Government response on surface water flooding risk “does not meet scale of challenge”

Action to end automatic connections and prioritise use of sustainable drainage in new developments also overdue, says Commission.

Published: 13 Mar 2024

By: Rob Mallows


A car splashes through a flooded Farringdon Lane in central London after a day of heavy rain.

The government has today (13 March 2024) responded to the Commission’s study on reducing the risks of surface water flooding, published in November 2022. While it accepts the principles behind a number of the Commission’s recommendations, the government’s response – in the Commission’s view – makes few new commitments on steps to manage surface water flood risk more actively, and fails to accelerate work in key areas.

The Commission’s study set out the case for long term flood reduction targets in helping provide strategic direction and accountability, as well as informing joint local plans and investment decisions. This approach has been endorsed by both the Climate Change Committee and the National Audit Office. The government has agreed to consider further the merits of adopting such targets, while continuing work on developing a national set of indicators to monitor trends.

Government has accepted the benefits of closer working between relevant local agencies, and intends to consult on reforms to local flood risk management planning during 2024. But the response stops short of any new commitments to removing the barriers to joint working, and does not accept the case for devolving capital funding directly to local authorities to implement joint local plans.

The Commission encouraged government to address the impact of new property developments, recommending implementation of Schedule 3 of the Flood and Water Management Act by the end of 2023 to ensure new developments adopt sustainable drainage systems and lose an automatic right to connect to the existing sewer system. Government’s response confirms it is still consulting on the implementation of this existing legislation, with the “aim to have finalised the implementation pathway by the end of 2024.” Government has also committed to undertaking a wider review of how policy changes could slow the spread of impermeable surfaces, particularly in urban areas, which it aims to publish by the end of 2024.

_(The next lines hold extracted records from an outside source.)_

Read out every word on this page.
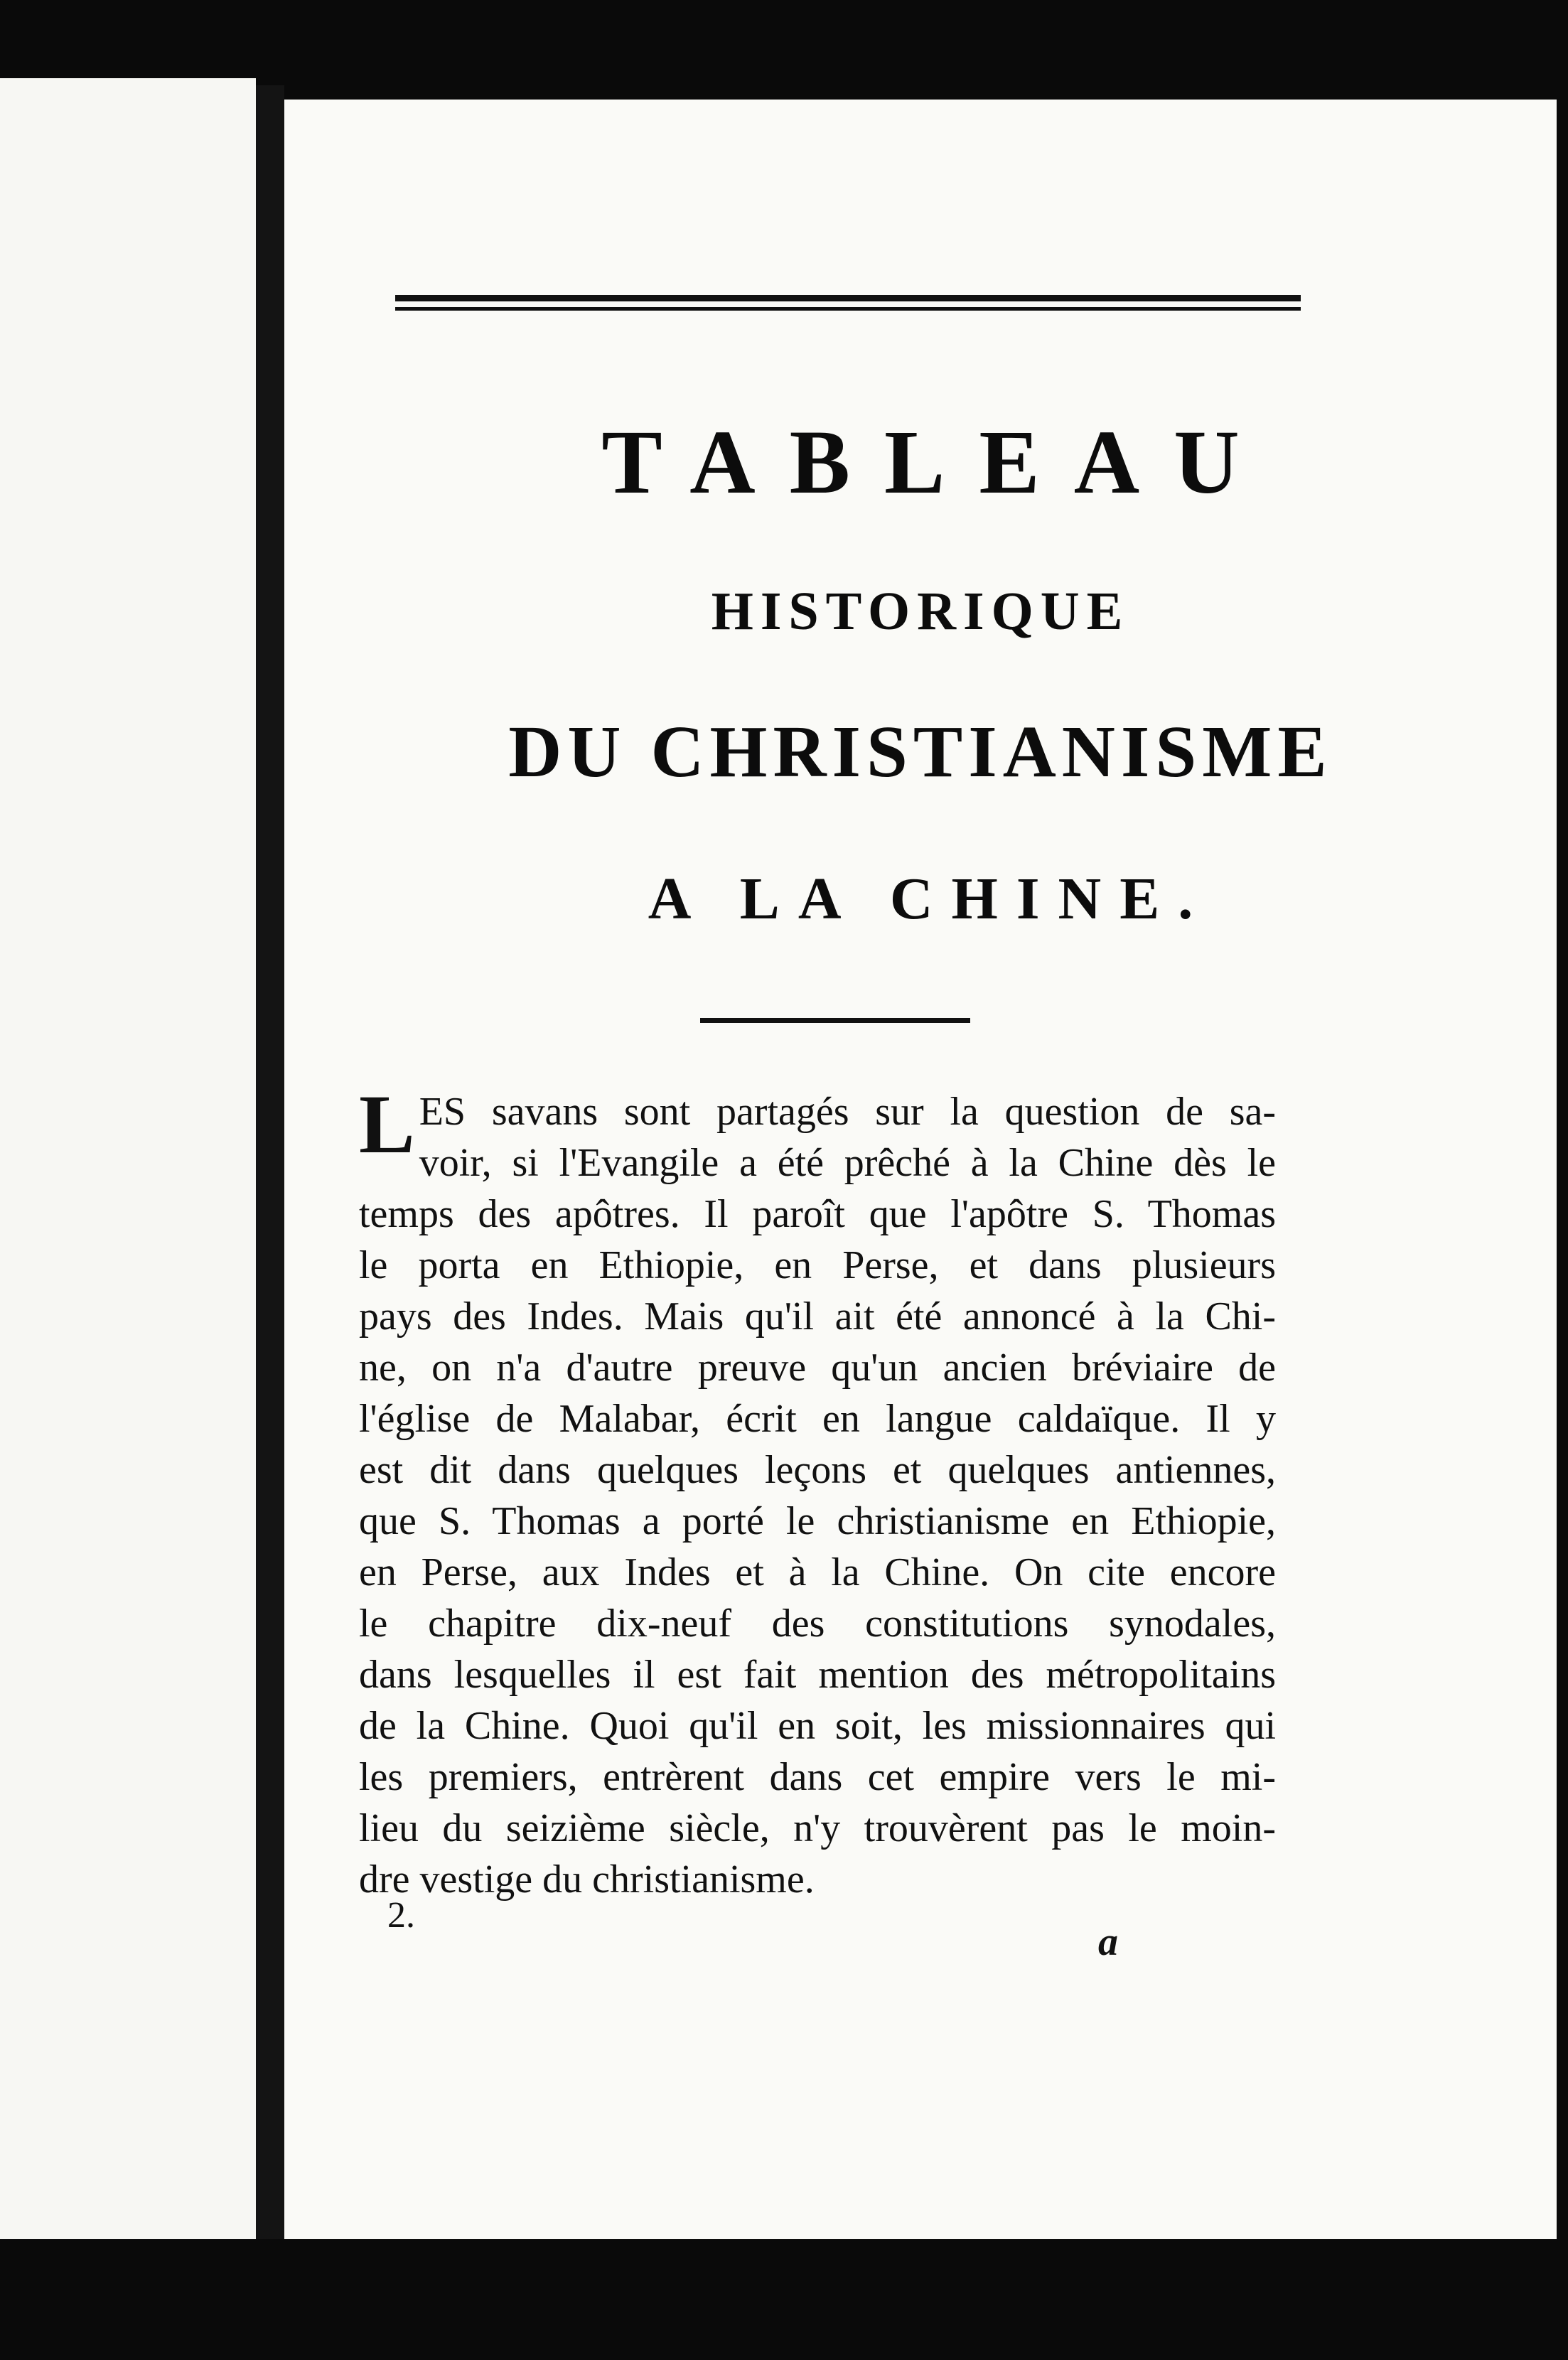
TABLEAU
HISTORIQUE
DU CHRISTIANISME
A LA CHINE.
L ES savans sont partagés sur la question de sa-
voir, si l'Evangile a été prêché à la Chine dès le
temps des apôtres. Il paroît que l'apôtre S. Thomas
le porta en Ethiopie, en Perse, et dans plusieurs
pays des Indes. Mais qu'il ait été annoncé à la Chi-
ne, on n'a d'autre preuve qu'un ancien bréviaire de
l'église de Malabar, écrit en langue caldaïque. Il y
est dit dans quelques leçons et quelques antiennes,
que S. Thomas a porté le christianisme en Ethiopie,
en Perse, aux Indes et à la Chine. On cite encore
le chapitre dix-neuf des constitutions synodales,
dans lesquelles il est fait mention des métropolitains
de la Chine. Quoi qu'il en soit, les missionnaires qui
les premiers, entrèrent dans cet empire vers le mi-
lieu du seizième siècle, n'y trouvèrent pas le moin-
dre vestige du christianisme.
2.
a
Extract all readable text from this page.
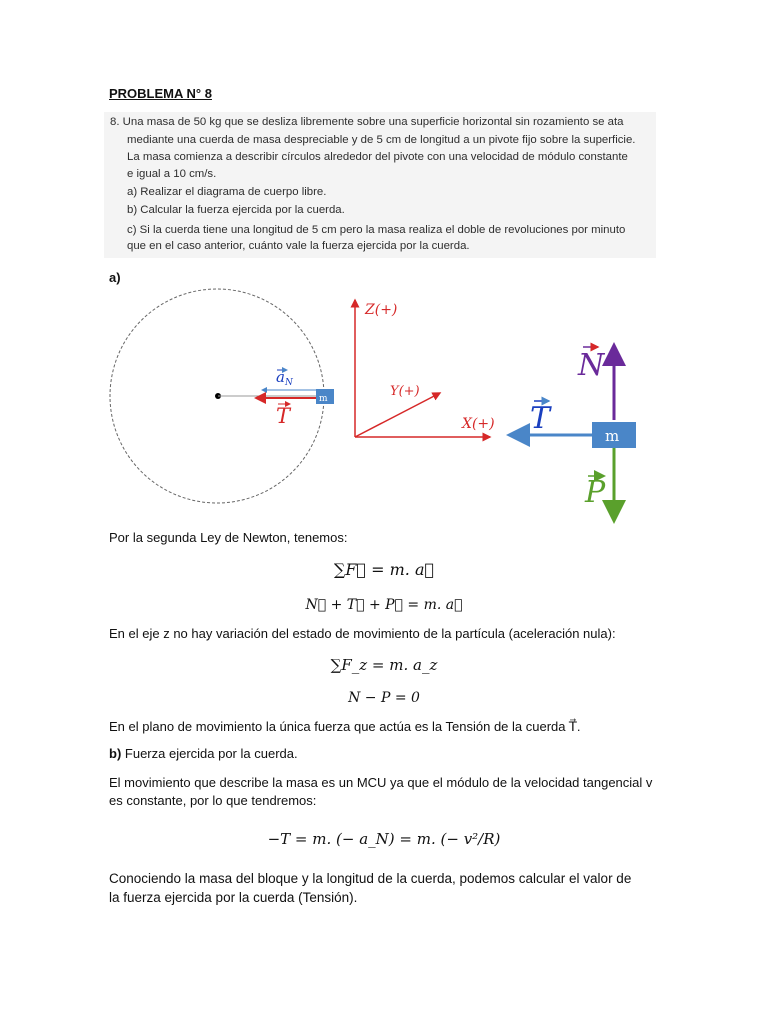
PROBLEMA N° 8
8. Una masa de 50 kg que se desliza libremente sobre una superficie horizontal sin rozamiento se ata
mediante una cuerda de masa despreciable y de 5 cm de longitud a un pivote fijo sobre la superficie.
La masa comienza a describir círculos alrededor del pivote con una velocidad de módulo constante
e igual a 10 cm/s.
a) Realizar el diagrama de cuerpo libre.
b) Calcular la fuerza ejercida por la cuerda.
c) Si la cuerda tiene una longitud de 5 cm pero la masa realiza el doble de revoluciones por minuto
que en el caso anterior, cuánto vale la fuerza ejercida por la cuerda.
a)
$a_N$
T
m
Z(+)
Y(+)
X(+)
m
N
T
P
Por la segunda Ley de Newton, tenemos:
∑F⃗ = m. a⃗
N⃗ + T⃗ + P⃗ = m. a⃗
En el eje z no hay variación del estado de movimiento de la partícula (aceleración nula):
∑F_z = m. a_z
N − P = 0
En el plano de movimiento la única fuerza que actúa es la Tensión de la cuerda T⃗.
b) Fuerza ejercida por la cuerda.
El movimiento que describe la masa es un MCU ya que el módulo de la velocidad tangencial v
es constante, por lo que tendremos:
−T = m. (− a_N) = m. (− v²/R)
Conociendo la masa del bloque y la longitud de la cuerda, podemos calcular el valor de
la fuerza ejercida por la cuerda (Tensión).
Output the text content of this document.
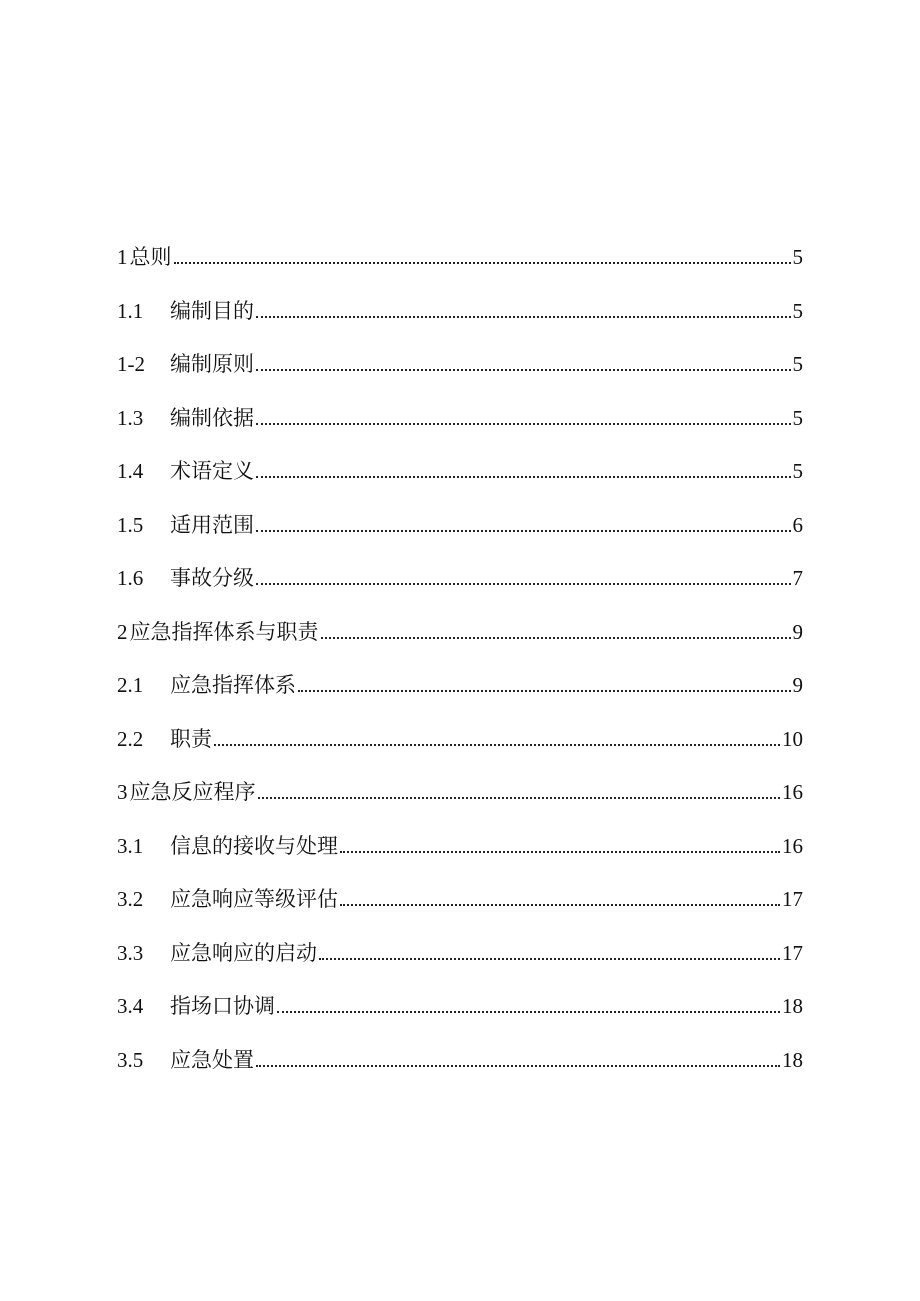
1 总则	5
1.1	编制目的	5
1-2	编制原则	5
1.3	编制依据	5
1.4	术语定义	5
1.5	适用范围	6
1.6	事故分级	7
2 应急指挥体系与职责	9
2.1	应急指挥体系	9
2.2	职责	10
3 应急反应程序	16
3.1	信息的接收与处理	16
3.2	应急响应等级评估	17
3.3	应急响应的启动	17
3.4	指场口协调	18
3.5	应急处置	18
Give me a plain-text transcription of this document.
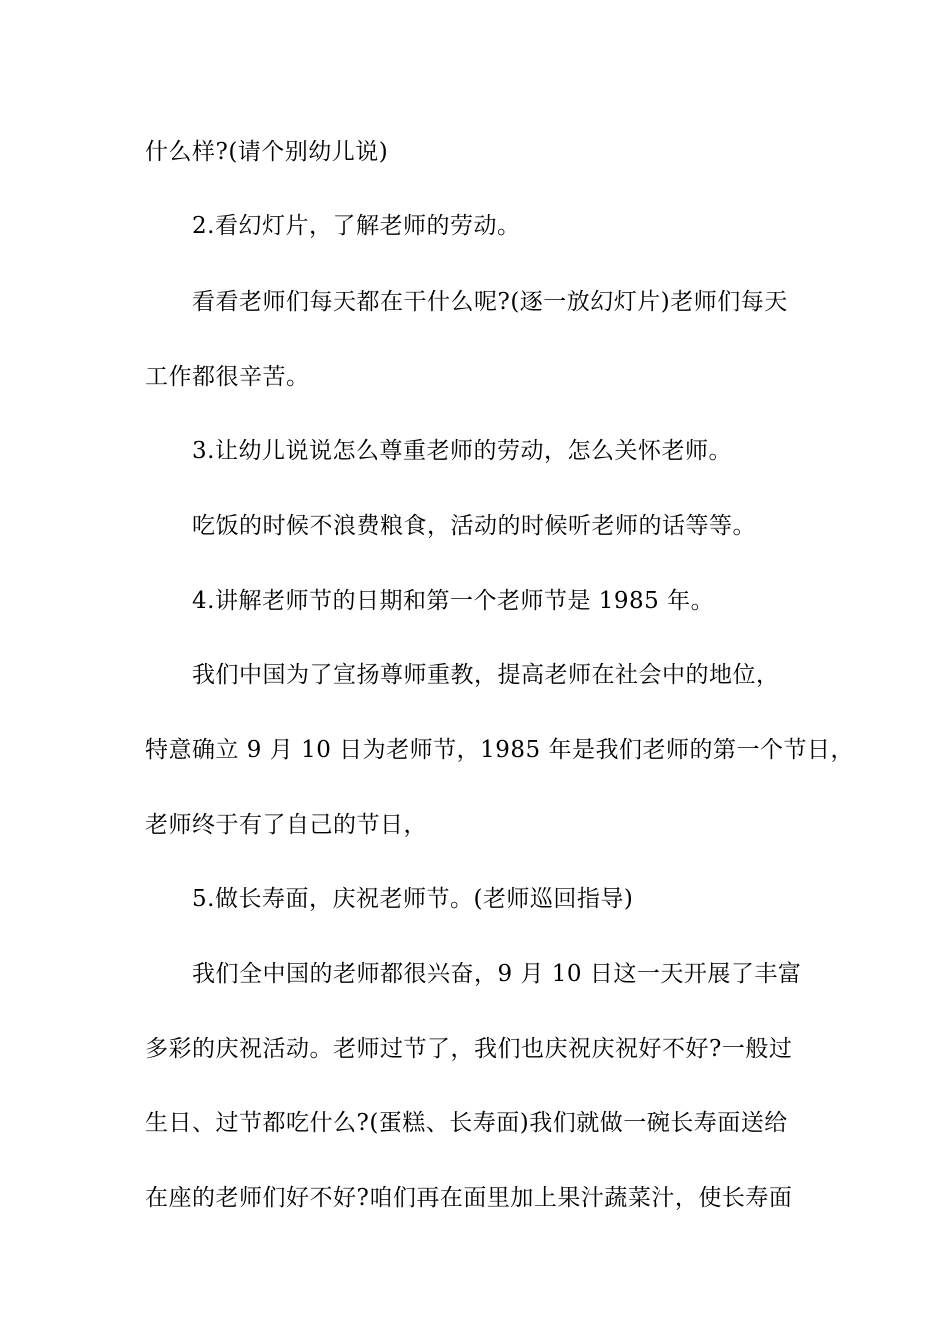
什么样?(请个别幼儿说)
2.看幻灯片，了解老师的劳动。
看看老师们每天都在干什么呢?(逐一放幻灯片)老师们每天
工作都很辛苦。
3.让幼儿说说怎么尊重老师的劳动，怎么关怀老师。
吃饭的时候不浪费粮食，活动的时候听老师的话等等。
4.讲解老师节的日期和第一个老师节是 1985 年。
我们中国为了宣扬尊师重教，提高老师在社会中的地位，
特意确立 9 月 10 日为老师节，1985 年是我们老师的第一个节日，
老师终于有了自己的节日，
5.做长寿面，庆祝老师节。(老师巡回指导)
我们全中国的老师都很兴奋，9 月 10 日这一天开展了丰富
多彩的庆祝活动。老师过节了，我们也庆祝庆祝好不好?一般过
生日、过节都吃什么?(蛋糕、长寿面)我们就做一碗长寿面送给
在座的老师们好不好?咱们再在面里加上果汁蔬菜汁，使长寿面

Prof Jim Hall, Commissioner at the National Infrastructure Commission, said:

“Our analysis confirmed what many urban residents know – that surface water flooding is a serious and growing risk. More extreme weather and expanding development could increase the number of properties in England in areas of high risk from 325,000 to over 600,000 by 2055 if action is not taken.

We recommended a package of measures to get a grip on the problem, which would mean that 250,000 cease to be at high risk of surface water flooding while boosting protection levels for thousands more.

Sadly, government’s plan of action does not meet the scale of the challenge, and lacks the urgency required to meet the threat. It’s been over a year since government promised to implement legislation to end the automatic connection of new developments to the drainage system. It must get on with this as soon as possible.

We remain of the view that government should adopt long term risk reduction targets and are pleased that government is willing to engage with the Commission and others to identify ways of measuring flood risk reduction. The Commission sees targets as crucial to informing local plans, developed jointly between lead local flood authorities and water companies, to ensure solutions are targeted effectively and delivered more quickly.

Again, time is not on our side and government must accelerate its work on its proposed flood resilience metrics and reducing the impact of new development to help bridge the gap.”